Like a Monday morning quarterback, he could see all the mistakes he made. He ended up buying bedding for the pigs that cost enough to make the pigs unprofitable for the whole season. He’s been caring for 100 pig litters a year for forty years. He never expected to make such a big mistake. He questioned everything: his IQ, his morals, his financial competence, he work ethic.

When things go bad for any business, it’s so easy to feel like a failure. But to have animals dying makes it all seem even worse. He told me he wanted to sell his farm.

I understand that feeling. It’s the feeling of wanting to give up when things go bad in your business. There are lots of ways to get past that moment. Each entrepreneur finds one that works for them.

1. Focus on the big idea. 
My  favorite is to focus on the big picture rather than the problem at hand.

I told him he’s a revolutionary. He must keep going. I told him he might have to kill hundreds of pigs and lose thousands of dollars, but someone needs to do that in order to lead the pork industry to a more humane way of economically raising pigs. Someone has to be a leader, and leaders lead by failing and trying again. I told him the happiest people have the hardest jobs.
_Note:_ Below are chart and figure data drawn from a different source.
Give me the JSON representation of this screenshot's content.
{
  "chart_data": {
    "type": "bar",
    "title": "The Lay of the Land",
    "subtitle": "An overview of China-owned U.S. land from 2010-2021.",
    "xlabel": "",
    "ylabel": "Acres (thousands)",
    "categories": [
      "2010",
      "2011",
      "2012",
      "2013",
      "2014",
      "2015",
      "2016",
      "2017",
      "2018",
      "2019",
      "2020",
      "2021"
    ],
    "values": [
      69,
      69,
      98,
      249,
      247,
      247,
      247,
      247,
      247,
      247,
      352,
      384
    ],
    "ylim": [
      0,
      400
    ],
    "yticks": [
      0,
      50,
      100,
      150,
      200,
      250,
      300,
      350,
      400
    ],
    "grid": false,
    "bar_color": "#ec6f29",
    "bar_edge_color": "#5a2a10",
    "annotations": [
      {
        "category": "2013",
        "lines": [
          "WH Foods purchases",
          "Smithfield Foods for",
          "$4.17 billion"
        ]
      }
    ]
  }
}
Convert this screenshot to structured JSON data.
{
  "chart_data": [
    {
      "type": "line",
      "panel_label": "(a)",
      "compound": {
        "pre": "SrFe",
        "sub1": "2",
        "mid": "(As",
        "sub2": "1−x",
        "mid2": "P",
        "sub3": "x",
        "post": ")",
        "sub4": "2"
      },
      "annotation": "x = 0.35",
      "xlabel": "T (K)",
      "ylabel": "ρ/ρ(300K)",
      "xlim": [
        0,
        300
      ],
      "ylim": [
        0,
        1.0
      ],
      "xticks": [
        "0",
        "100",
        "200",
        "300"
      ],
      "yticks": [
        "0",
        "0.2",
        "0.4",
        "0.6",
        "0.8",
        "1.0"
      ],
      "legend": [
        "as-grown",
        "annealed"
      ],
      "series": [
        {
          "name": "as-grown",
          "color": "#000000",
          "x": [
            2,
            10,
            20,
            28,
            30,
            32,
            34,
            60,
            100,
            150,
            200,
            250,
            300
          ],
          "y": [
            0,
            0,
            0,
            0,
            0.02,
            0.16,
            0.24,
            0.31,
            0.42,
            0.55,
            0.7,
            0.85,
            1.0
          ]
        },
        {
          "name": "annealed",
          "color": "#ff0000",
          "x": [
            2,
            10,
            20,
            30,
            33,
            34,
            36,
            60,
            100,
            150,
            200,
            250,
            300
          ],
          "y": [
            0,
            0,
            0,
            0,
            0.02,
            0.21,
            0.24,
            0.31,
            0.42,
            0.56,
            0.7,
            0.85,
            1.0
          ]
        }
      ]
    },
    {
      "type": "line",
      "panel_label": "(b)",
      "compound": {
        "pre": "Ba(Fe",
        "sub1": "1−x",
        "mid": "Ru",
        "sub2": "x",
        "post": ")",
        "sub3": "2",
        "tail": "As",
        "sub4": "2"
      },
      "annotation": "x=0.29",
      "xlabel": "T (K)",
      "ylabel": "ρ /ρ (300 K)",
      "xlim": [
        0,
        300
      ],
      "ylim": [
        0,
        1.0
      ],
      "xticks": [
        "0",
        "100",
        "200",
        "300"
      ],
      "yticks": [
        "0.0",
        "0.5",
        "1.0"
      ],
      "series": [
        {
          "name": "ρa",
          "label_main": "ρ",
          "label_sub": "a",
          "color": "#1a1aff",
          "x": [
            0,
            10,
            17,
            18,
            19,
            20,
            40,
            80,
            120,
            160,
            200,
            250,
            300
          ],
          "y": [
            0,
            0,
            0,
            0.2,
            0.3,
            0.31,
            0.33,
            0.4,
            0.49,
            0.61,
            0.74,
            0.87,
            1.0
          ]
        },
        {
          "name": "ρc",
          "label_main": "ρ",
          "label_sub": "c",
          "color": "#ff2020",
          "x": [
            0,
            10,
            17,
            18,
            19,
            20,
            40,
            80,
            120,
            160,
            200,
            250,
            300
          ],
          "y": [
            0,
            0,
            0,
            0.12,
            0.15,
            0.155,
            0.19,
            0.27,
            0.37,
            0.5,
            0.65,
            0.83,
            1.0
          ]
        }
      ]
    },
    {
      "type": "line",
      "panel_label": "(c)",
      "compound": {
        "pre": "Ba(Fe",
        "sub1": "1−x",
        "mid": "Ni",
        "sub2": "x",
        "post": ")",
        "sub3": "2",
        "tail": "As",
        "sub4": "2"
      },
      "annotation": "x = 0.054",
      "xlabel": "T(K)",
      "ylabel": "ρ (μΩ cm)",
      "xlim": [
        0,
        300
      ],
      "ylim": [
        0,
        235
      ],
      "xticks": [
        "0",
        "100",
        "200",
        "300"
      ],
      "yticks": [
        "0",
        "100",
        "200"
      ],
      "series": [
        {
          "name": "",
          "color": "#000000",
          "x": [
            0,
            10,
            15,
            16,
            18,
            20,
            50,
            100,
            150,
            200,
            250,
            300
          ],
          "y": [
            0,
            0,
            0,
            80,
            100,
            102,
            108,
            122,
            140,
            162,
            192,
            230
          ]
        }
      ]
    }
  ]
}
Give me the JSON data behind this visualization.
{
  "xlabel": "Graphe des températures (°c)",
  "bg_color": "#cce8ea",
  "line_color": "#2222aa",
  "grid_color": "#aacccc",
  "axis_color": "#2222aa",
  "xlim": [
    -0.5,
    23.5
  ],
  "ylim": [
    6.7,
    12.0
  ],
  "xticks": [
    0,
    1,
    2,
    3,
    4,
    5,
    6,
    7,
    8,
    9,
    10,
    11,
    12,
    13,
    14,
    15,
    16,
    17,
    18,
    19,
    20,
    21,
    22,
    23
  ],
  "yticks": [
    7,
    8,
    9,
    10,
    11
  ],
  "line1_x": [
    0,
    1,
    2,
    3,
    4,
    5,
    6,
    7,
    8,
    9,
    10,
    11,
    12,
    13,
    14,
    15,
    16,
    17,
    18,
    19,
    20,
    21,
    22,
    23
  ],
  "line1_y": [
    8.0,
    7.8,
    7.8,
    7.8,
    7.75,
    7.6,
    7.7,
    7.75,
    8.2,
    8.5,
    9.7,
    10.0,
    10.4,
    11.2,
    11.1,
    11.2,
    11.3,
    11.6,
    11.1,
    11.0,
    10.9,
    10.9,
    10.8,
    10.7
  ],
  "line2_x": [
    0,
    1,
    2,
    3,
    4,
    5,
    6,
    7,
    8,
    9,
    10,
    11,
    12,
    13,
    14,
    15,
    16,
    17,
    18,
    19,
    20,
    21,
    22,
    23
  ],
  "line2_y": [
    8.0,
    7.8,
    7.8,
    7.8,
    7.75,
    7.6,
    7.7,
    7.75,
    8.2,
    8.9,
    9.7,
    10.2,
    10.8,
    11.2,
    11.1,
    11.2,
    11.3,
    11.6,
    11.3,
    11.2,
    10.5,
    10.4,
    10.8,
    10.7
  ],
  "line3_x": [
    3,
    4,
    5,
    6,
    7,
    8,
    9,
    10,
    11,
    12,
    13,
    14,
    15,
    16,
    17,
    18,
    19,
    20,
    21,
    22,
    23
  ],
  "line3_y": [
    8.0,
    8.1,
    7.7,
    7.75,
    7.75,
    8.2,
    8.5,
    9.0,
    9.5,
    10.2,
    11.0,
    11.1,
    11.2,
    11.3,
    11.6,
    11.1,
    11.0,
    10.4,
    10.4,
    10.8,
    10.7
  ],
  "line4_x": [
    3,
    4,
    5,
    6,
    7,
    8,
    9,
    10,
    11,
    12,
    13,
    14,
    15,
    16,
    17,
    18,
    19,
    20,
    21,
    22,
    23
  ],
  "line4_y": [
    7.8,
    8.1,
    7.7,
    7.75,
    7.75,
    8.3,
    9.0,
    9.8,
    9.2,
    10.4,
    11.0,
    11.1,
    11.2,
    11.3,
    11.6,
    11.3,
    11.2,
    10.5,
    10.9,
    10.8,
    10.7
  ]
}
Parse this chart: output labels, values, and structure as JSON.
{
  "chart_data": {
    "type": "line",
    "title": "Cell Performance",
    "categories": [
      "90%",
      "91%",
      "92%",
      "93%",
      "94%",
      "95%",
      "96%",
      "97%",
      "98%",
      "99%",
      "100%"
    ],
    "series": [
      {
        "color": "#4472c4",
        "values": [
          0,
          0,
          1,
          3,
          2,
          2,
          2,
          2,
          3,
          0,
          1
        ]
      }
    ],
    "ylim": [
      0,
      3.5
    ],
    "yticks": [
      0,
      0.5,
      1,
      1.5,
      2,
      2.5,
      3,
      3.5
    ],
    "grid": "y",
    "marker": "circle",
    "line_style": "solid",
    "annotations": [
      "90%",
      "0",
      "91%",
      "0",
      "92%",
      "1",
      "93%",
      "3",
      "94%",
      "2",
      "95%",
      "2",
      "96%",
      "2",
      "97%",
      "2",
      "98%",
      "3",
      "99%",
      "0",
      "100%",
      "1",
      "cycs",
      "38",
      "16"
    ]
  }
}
My speeches do not inspire him. Revolutionaries seldom do that sort of thing in order to get attention as a leader. They do it because it is right, and they want to do what’s right. Revolutionaries are driven by something more important than ego.

So he told me to stop talking to him about it.

2. Take action.
Matthew personality type is ISTP. So he needs to focus on taking action as a way to get past a bad mistake.

He revised his system so that the next week of freezing rain didn’t kill any pigs. They were all dry and cozy.

And he is thinking about the next season of pigs, and the next set of problems. Like, I planted 20,000 bulbs last fall and the free-range piglets have dug up about 2000.

Matthew’s question is how to treat pigs more humanely and still have a profitable business. Every time he solves one problem, he gets another one. People  talk a lot about what makes a successful entrepreneur, and the answer is that they don’t quit. Each time a huge problem arises, an entrepreneur has a choice to work on solving it, or stop trying.

3. Surround yourself with people making mistakes and surviving.
The reason entrepreneurs hang out with each other is because it’s inspiring to watch people work on problem after problem.

And of course, that is true for life, as well.

Our lives are defined by the problems we take on. Every day I look out our window and I feel so lucky to have the piglets running around. They are a wonder to watch, and they create more and more problems, and Matthew is a wonder to watch solving them.